While a few pilfering senators were grabbing anything that wasn’t bolted down, a once-in-a-generation chance to pass genuine reform slipped through Congress’ fingers.
Is this the best we can expect from our Congressional leaders? More political bribes?
Any real health care reform proposal, in addition to the bedrock principles of expanding coverage and making it more affordable, would have seized the opportunity and included a clean-up of the health insurance industry and a renegotiation with the pharmaceutical industry.
Instead, the drug companies bought their way out of the entire process, working out shady back-room deals with the Obama administration that flew in the face of his campaign promise to conduct all negotiations out in the open, “on C-SPAN.”
The health insurance companies, who fought tooth and nail against any and all reform proposals, are surely celebrating this Christmas and New Year’s over the Senate’s decision — thanks particularly to Lieberman — to kill the public option, which would have gone a long way toward keeping insurers on their toes.
It’s not as if we’re rooting for the health insurance companies to go bankrupt, and there’s no ironclad rule that says industry profits are mutually exclusive with equitable and adequate coverage, but it has to make even the least cynical observer fret when Wall Street’s response to the Senate’s movement this week was to buy insurance company stocks, driving up their prices in a ringing endorsement that the bill maintains the status quo.
And why hasn’t tort reform, a critical component of reforming the overall health care system, been included in the legislation? There is a broad consensus that medical malpractice lawsuits are driving up the costs of health care. Why not at least give expert health courts a shot through a pilot project?

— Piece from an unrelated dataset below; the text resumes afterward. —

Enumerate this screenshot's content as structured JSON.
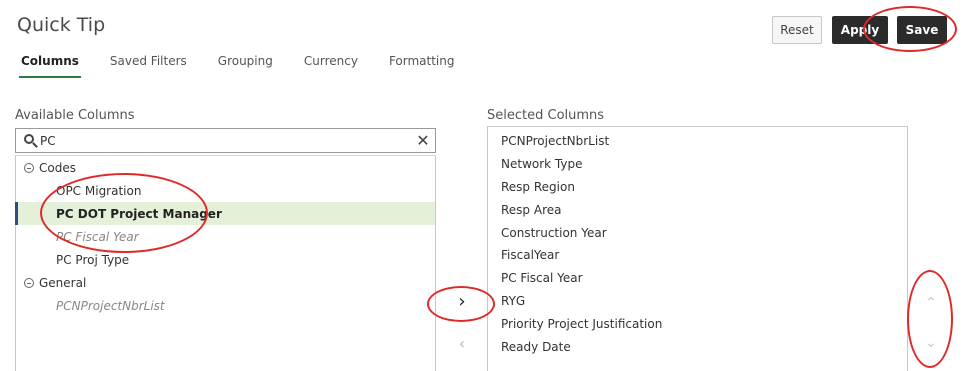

Enough about what’s wrong with the bill. Here’s what’s right:
The Senate’s version, which will likely be largely unchanged after conference with the more progressive House version, will provide coverage to an additional 31 million Americans and will reduce projected federal budget deficits by $132 billion over the next decade, according to the nonpartisan Congressional Budget Office.
The bill will provide subsidies to those who cannot afford health insurance and tax breaks to some businesses while requiring others to provide coverage. The bill will prevent insurance companies from excluding coverage of pre-existing medical conditions, will put a cap on some premiums and will require insurers to spend more on medical claims.
At the end of the day, a health care reform bill is going to pass early in 2010, and it’s high time one did. We are happy to see our fellow Americans get the medical coverage they desperately need and certainly deserve.
This is the most significant reform of our nation’s health care system in decades. We just wish back-room deals, stall tactics and political power plays hadn’t played such a huge role in the final product.